The Covid moment is one of online panels that are often really smart. So, on the face of it, these discussions might be dismissed by cynics as more of the same. But I think our political discussions this weekend represent something qualitatively different from some university-organized panel because the class character of an institution is the fundamental of the politics that can grow up and out of that base. I maintain that building working class institutions is the most important and most difficult task of our historical moment.
Red Braid joined Marxist Center because we are inspired by the struggles that member groups are leading in cities and on the land throughout the continent. We are inspired by Philly Socialists’ independent restaurant worker organizing; by Cooperation Northfield’s anti-Line 3 struggles; by the rent strike organized by at-large members in the Houston Tenants Union and members of Unity & Struggle.
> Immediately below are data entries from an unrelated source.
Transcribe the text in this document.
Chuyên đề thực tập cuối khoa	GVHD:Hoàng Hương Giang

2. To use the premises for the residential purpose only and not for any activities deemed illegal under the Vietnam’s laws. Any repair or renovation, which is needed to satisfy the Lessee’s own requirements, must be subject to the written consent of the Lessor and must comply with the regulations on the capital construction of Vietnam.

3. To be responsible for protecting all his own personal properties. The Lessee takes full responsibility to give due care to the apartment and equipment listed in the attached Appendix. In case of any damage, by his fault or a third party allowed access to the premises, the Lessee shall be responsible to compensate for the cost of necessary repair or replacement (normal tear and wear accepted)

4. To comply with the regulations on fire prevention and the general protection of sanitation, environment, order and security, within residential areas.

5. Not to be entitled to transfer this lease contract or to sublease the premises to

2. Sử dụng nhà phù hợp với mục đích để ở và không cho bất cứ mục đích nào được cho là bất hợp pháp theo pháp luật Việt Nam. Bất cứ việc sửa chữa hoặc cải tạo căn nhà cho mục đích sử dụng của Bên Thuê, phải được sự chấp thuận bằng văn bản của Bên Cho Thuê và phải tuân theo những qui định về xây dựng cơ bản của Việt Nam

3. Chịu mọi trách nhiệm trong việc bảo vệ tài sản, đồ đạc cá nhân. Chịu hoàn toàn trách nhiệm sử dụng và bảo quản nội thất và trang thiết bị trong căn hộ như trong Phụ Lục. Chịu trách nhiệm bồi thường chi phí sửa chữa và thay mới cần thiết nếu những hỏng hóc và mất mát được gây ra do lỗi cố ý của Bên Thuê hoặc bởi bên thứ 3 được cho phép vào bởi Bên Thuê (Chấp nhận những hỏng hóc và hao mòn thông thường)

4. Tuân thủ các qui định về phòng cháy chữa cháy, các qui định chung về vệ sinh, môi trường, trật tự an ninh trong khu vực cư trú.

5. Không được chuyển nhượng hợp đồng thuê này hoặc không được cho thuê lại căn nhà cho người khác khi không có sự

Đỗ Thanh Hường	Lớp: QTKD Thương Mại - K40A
We are inspired by the thinking and synthesis work by comrades in CounterPower and Red Bloom.
What we want from a future of Marxist Center is a future of being numerous together.
Red Braid is deeply embedded in our social base struggles – our basebuilding. These struggles are, of necessity, local and enveloping. That’s the great strength of basebuilding work, and which we’re totally committed to at this historic moment. For hundreds of years, Indigenous people have had their independent organizations and political activities criminalized and repressed. For decades, independent working class organizations have been attacked and eroded by government austerity, union bureaucrat corruption, and fundamental changes in the global organization of capitalist production that revolutionaries have strained to navigate.
Basebuilding means throwing our shoulders to the wheel of historical development and rebuilding the independent institutions capital has stolen from us.
Basebuilding means throwing our shoulders to the wheel of historical development and rebuilding the independent institutions that capital has stolen from us. Basebuilding gives a necessary check to the isolated and sometimes fantastical political ambitions of revolutionary Marxists. It forces us to make our revolutionary analysis and strategies relevant to communities in life and death struggle.
But this strength can also be a weakness. Around 2010, after I left a toxic sect, I dove into community organizing in the poorest neighbourhood in Vancouver. This Alinskyist project of community organizing was a perpetual motion machine of constant work and demand, and, while it was certainly good work, it consumed my energy and built no lasting institutions or autonomous power. I know that without relations that foster critique and thought with others involved in other geographies and other fractions of the class, there is a danger that Red Braid’s local basebuilding work will also consume us.
We need the numerousness of the Marxist Center to form the particular that builds the insurgent universal.
At risk of abusing your patience with me, I want to close with a poem that echoes my narrative arc in this talk. This poem from Mayakovsky, written for Lenin, also uses the journey from childhood to adulthood as a metaphor for revolutionary development.
Labour grew out of childhood at length. Capital’s bastions lost security as the proletarian tide gained momentum and strength. In a matter of several years or so Inklings of gales into tempests grow. Uprisings break out as the climax of wrath. revolutions come in their aftermath.
We are in this period where uprisings break out as the climax of wrath, but for revolutions to come in their aftermath, we have work to do.
This work – numerous work – is the terrific responsibility and potential heavy future of Marxist Center. I am proud to shoulder that work alongside and with all of you – in our unities and especially in our differences.